With the passage of the European Drinking Water Directive 98/83/CE by the European Commission (E.C.) in 1998, Portugal has aimed to make 99 percent of its drinking water safe for human consumption. This has been done in order to protect human health from the adverse effects of water contamination as originally envisioned by the Directive.
It may seem like an ambitious plan, but water quality in Portugal has seen steady improvements. Prior to the directive, drinking water regulations in Portugal were controlled with laws that also governed the usage of both urban water and industrial water.
Today, a so-called “integrated risk analysis” approach is utilized to control the levels of pesticide in tap water, taking into account variables such as agricultural practices and type of water source that affect the presence of pesticides in drinking water.

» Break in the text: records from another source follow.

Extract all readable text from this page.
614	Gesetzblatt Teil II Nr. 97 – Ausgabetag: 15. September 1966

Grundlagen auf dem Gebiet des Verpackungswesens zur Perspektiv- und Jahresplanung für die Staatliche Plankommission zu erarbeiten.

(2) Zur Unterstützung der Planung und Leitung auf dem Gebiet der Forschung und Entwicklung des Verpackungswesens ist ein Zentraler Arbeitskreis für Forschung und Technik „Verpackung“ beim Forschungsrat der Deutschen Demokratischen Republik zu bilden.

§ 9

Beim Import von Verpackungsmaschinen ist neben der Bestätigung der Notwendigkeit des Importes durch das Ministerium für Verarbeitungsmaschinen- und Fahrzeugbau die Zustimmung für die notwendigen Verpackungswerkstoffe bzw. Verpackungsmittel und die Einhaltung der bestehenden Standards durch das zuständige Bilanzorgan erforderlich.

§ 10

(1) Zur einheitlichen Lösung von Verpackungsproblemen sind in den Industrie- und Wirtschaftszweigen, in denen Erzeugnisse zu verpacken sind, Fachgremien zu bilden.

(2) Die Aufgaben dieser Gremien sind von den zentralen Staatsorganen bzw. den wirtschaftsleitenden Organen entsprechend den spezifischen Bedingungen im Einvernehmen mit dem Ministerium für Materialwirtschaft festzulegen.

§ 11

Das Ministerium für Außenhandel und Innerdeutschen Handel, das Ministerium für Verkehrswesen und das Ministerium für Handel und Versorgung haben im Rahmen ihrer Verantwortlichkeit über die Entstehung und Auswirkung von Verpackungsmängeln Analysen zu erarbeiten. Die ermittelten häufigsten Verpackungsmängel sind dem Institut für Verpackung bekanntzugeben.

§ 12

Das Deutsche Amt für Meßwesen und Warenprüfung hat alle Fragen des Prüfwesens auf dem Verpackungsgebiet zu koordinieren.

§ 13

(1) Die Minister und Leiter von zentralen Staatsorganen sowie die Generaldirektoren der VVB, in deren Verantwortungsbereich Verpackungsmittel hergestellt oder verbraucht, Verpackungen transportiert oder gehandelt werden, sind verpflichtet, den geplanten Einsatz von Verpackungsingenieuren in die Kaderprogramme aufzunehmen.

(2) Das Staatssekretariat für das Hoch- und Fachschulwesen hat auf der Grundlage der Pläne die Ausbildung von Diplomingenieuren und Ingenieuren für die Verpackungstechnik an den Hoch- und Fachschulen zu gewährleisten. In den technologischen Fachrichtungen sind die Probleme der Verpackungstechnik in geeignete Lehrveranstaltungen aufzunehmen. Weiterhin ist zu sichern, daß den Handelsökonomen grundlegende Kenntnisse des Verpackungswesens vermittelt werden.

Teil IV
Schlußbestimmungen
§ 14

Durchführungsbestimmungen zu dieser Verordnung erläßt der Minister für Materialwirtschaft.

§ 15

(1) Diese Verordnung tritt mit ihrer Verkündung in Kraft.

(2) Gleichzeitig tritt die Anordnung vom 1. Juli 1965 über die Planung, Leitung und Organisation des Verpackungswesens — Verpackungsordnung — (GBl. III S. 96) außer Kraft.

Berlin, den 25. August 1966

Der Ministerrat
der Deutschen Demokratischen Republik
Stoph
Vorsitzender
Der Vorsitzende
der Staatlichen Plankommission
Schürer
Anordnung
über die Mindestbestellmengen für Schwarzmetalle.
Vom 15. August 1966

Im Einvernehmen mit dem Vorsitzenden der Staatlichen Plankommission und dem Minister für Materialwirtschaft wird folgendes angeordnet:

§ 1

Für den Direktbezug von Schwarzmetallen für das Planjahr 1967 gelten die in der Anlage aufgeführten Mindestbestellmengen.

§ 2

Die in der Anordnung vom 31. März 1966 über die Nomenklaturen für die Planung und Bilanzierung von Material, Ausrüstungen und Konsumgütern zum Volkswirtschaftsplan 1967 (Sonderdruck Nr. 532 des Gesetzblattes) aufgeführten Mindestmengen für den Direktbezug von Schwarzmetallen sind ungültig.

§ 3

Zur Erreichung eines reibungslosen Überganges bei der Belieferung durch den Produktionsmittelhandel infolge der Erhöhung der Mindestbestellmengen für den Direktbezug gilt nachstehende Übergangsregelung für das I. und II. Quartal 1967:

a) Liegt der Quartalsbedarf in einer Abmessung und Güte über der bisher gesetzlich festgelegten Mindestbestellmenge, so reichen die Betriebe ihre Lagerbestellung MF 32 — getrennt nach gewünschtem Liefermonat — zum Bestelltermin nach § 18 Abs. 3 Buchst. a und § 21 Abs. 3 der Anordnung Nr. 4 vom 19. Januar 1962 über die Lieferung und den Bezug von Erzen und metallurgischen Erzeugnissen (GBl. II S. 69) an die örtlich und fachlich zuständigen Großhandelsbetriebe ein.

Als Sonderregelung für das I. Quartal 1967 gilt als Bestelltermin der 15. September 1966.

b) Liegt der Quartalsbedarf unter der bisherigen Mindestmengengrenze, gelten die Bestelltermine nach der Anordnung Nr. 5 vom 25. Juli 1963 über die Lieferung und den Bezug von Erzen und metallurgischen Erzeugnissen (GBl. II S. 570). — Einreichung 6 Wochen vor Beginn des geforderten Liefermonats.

Non-compliance with drinking water quality in Portugal is corrected by requiring the drinking water suppliers to not only register the causes for the possible health risks but also incorporate remedial actions with verification analyses.
This way, the Water and Waste Services Regulation Authority, known as ERSAR, and pertinent health authorities can apparently evaluate the water with greater immediacy. ERSAR was created in 1990 as a national regulatory agency to monitor water efficiency and ensure compliance.
However, this aim to make drinking water completely safe has not been dutifully followed in the past. Portugal initially failed to follow some of the parameters of the Directive in managing urban waste water in 2007, forcing the E.C. to refer Portugal to the European Court of Justice (ECJ).
As an example, the E.C. noted that although Portugal had taken some steps to improve water treatment plants, almost 50 percent of water supply zones did not comply with the limits on total coliforms, while 20 percent of the zones did not comply with the fecal coliforms parameter.
Portugal’s water sources mainly include the rivers of Tagus, Douro, Guadiana and Minho. More than half of these water sources have significant levels of pollution.
In 2015, the director of ERSAR’s water quality department referred to the annual Quality Control of Water for Human Consumption report, stating that “we continue to be able to drink tap water in Portugal without worry and, despite already being close to perfection, the safe water percentage continues to rise, from 98.2 percent in 2013 to 98.4 percent in 2014.”
In the 1990s, Portugal could only guarantee about 50 percent of its water to be safe for human consumption. Even that came at a great disparity between rural and urban areas.
According to a report by European Environmental Agency in 2013, Portugal was one of the eight European countries listed as having an “excellent” water quality with 87 percent of the country’s bathing waters meeting environmental standards.
Luís Simas, the head of Drinking Water Quality Department at ERSAR summarized in a Regulatory Model Report that ensuring good water quality in Portugal in the future can be accomplished through “the national implementation of the water safety planning approach and the application of a certification scheme for all products in contact with drinking water.”